Thursday, July 30, 2015

Biography and Memoir

Let me say first that I found Iris Origo: Marchesa of Val d'Orcia by Caroline Moorehead informative and well worth the time spent reading. It offers a detailed account of Origo's long and interesting life.

It struck me, however, as suffering from a problem that biographies of writers sometimes do. Where the material is clearly taken from the subject's own writings, there is the risk that the reader will be comparing them to the book at hand. If the subject was a good writer, the biographer had better be also.

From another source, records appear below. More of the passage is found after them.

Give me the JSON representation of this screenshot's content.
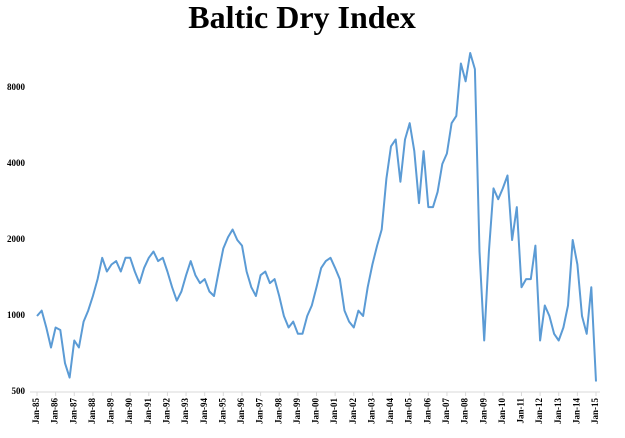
{
  "chart_data": {
    "type": "line",
    "title": "Baltic Dry Index",
    "log_scale": true,
    "grid": false,
    "ylim": [
      500,
      12000
    ],
    "yticks": [
      500,
      1000,
      2000,
      4000,
      8000
    ],
    "xticks": [
      "Jan-85",
      "Jan-86",
      "Jan-87",
      "Jan-88",
      "Jan-89",
      "Jan-90",
      "Jan-91",
      "Jan-92",
      "Jan-93",
      "Jan-94",
      "Jan-95",
      "Jan-96",
      "Jan-97",
      "Jan-98",
      "Jan-99",
      "Jan-00",
      "Jan-01",
      "Jan-02",
      "Jan-03",
      "Jan-04",
      "Jan-05",
      "Jan-06",
      "Jan-07",
      "Jan-08",
      "Jan-09",
      "Jan-10",
      "Jan-11",
      "Jan-12",
      "Jan-13",
      "Jan-14",
      "Jan-15"
    ],
    "x": [
      "Jan-85",
      "Apr-85",
      "Jul-85",
      "Oct-85",
      "Jan-86",
      "Apr-86",
      "Jul-86",
      "Oct-86",
      "Jan-87",
      "Apr-87",
      "Jul-87",
      "Oct-87",
      "Jan-88",
      "Apr-88",
      "Jul-88",
      "Oct-88",
      "Jan-89",
      "Apr-89",
      "Jul-89",
      "Oct-89",
      "Jan-90",
      "Apr-90",
      "Jul-90",
      "Oct-90",
      "Jan-91",
      "Apr-91",
      "Jul-91",
      "Oct-91",
      "Jan-92",
      "Apr-92",
      "Jul-92",
      "Oct-92",
      "Jan-93",
      "Apr-93",
      "Jul-93",
      "Oct-93",
      "Jan-94",
      "Apr-94",
      "Jul-94",
      "Oct-94",
      "Jan-95",
      "Apr-95",
      "Jul-95",
      "Oct-95",
      "Jan-96",
      "Apr-96",
      "Jul-96",
      "Oct-96",
      "Jan-97",
      "Apr-97",
      "Jul-97",
      "Oct-97",
      "Jan-98",
      "Apr-98",
      "Jul-98",
      "Oct-98",
      "Jan-99",
      "Apr-99",
      "Jul-99",
      "Oct-99",
      "Jan-00",
      "Apr-00",
      "Jul-00",
      "Oct-00",
      "Jan-01",
      "Apr-01",
      "Jul-01",
      "Oct-01",
      "Jan-02",
      "Apr-02",
      "Jul-02",
      "Oct-02",
      "Jan-03",
      "Apr-03",
      "Jul-03",
      "Oct-03",
      "Jan-04",
      "Apr-04",
      "Jul-04",
      "Oct-04",
      "Jan-05",
      "Apr-05",
      "Jul-05",
      "Oct-05",
      "Jan-06",
      "Apr-06",
      "Jul-06",
      "Oct-06",
      "Jan-07",
      "Apr-07",
      "Jul-07",
      "Oct-07",
      "Jan-08",
      "Apr-08",
      "Jul-08",
      "Oct-08",
      "Jan-09",
      "Apr-09",
      "Jul-09",
      "Oct-09",
      "Jan-10",
      "Apr-10",
      "Jul-10",
      "Oct-10",
      "Jan-11",
      "Apr-11",
      "Jul-11",
      "Oct-11",
      "Jan-12",
      "Apr-12",
      "Jul-12",
      "Oct-12",
      "Jan-13",
      "Apr-13",
      "Jul-13",
      "Oct-13",
      "Jan-14",
      "Apr-14",
      "Jul-14",
      "Oct-14",
      "Jan-15"
    ],
    "series": [
      {
        "name": "Baltic Dry Index",
        "color": "#5b9bd5",
        "values": [
          1000,
          1050,
          900,
          750,
          900,
          880,
          650,
          570,
          800,
          750,
          950,
          1050,
          1200,
          1400,
          1700,
          1500,
          1600,
          1650,
          1500,
          1700,
          1700,
          1500,
          1350,
          1550,
          1700,
          1800,
          1650,
          1700,
          1500,
          1300,
          1150,
          1250,
          1450,
          1650,
          1450,
          1350,
          1400,
          1250,
          1200,
          1500,
          1850,
          2050,
          2200,
          2000,
          1900,
          1500,
          1300,
          1200,
          1450,
          1500,
          1350,
          1400,
          1200,
          1000,
          900,
          950,
          850,
          850,
          1000,
          1100,
          1300,
          1550,
          1650,
          1700,
          1550,
          1400,
          1050,
          950,
          900,
          1050,
          1000,
          1300,
          1600,
          1900,
          2200,
          3500,
          4700,
          5000,
          3400,
          5000,
          5800,
          4500,
          2800,
          4500,
          2700,
          2700,
          3100,
          4000,
          4400,
          5800,
          6200,
          10000,
          8500,
          11000,
          9500,
          1800,
          800,
          1800,
          3200,
          2900,
          3200,
          3600,
          2000,
          2700,
          1300,
          1400,
          1400,
          1900,
          800,
          1100,
          1000,
          850,
          800,
          900,
          1100,
          2000,
          1600,
          1000,
          850,
          1300,
          550
        ]
      }
    ]
  }
}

So where the biography tracked Origo's memoirs War in Val d'Orcia and Images and Shadows: Parts of a Life, I kept hearing Origo's words behind Moorehead's, generally not to Moorehead's advantage. In a few cases, Moorehead provides slightly inaccurate context, for example quoting Santayana in a way that removes the reference to his revision of The Life of Reason.  I don't know what the biographer of a writer should do, unless generally steer as far as possible from the subject's own words, and include them, in quotation marks and with clear context, where most useful.

Yet there are matters that don't (or once didn't) find their way into memoirs. U.S. Grant's memoirs are wonderfully written and clear throughout on the campaigns he served in and directed. However, he does not mention the drinking that made his peacetime superiors demand that he resign his commission, and that alarmed his subordinates during lulls in the campaigns. Richard Henry Dana could tell you anything about the operation of a brig, or the duties of a "hide-drogher" on shore in California; he omitted, it seems, to discuss the happy concubinage in which he lived for part of his shore time. I suppose that one could complain that St. Augustine's Confessions, explicit enough on his sins, don't tell how he ran his diocese or that Newman's Apologia Pro Vita Sua tells nothing about university management.

Moorehead supplies what Origo's discretion omitted: Origo's affairs, her mother's, her stepfather's, those of a fair portion of the Anglo-American colony in Tuscany. She says what Origo does not quite say, that her mother was a hypochondriac, and bad company for other reasons as well. She discusses at greater length, if not very clearly, Antonio Origo's relations with the Fascist regime. And some of what Moorehead provides simply did not fit into Origo's memoirs as falling outside the main topics or post-dating the periods covered. If she does not write as well as Origo, she writes clearly for the most part.

Moorehead does have some difficulties with time.
By 1911, it was getting on for half a century since Florence had been, briefly, the capital of Italy, and most of the city's best-known foreign residents,  Swinburne, Dickens, Trollope, the Brownings, Mark Twain, Henry James and the Goncourt brothers, had long since departed, gone home to write memoirs of their Florentine lives, leaving behind much gossip about their visits.
By 1911, everyone on that list but Henry James had departed not simply from Florence but from this life, most of them not very recently. I cannot tell from her account when Bernhard Berenson took up with Mary Costelloe; it is not important to the biography, and I wouldn't care but for the puzzle. In the sentence
That summer the rains arrived early in August, and toads emerged in the garden to sit in the water
I can date "that summer" somewhere between 1927 and 1932, but no more precisely.

Still, I am glad to have read it. It is unlikely that I will look into it again as soon or as often as I will into Origo's memoirs.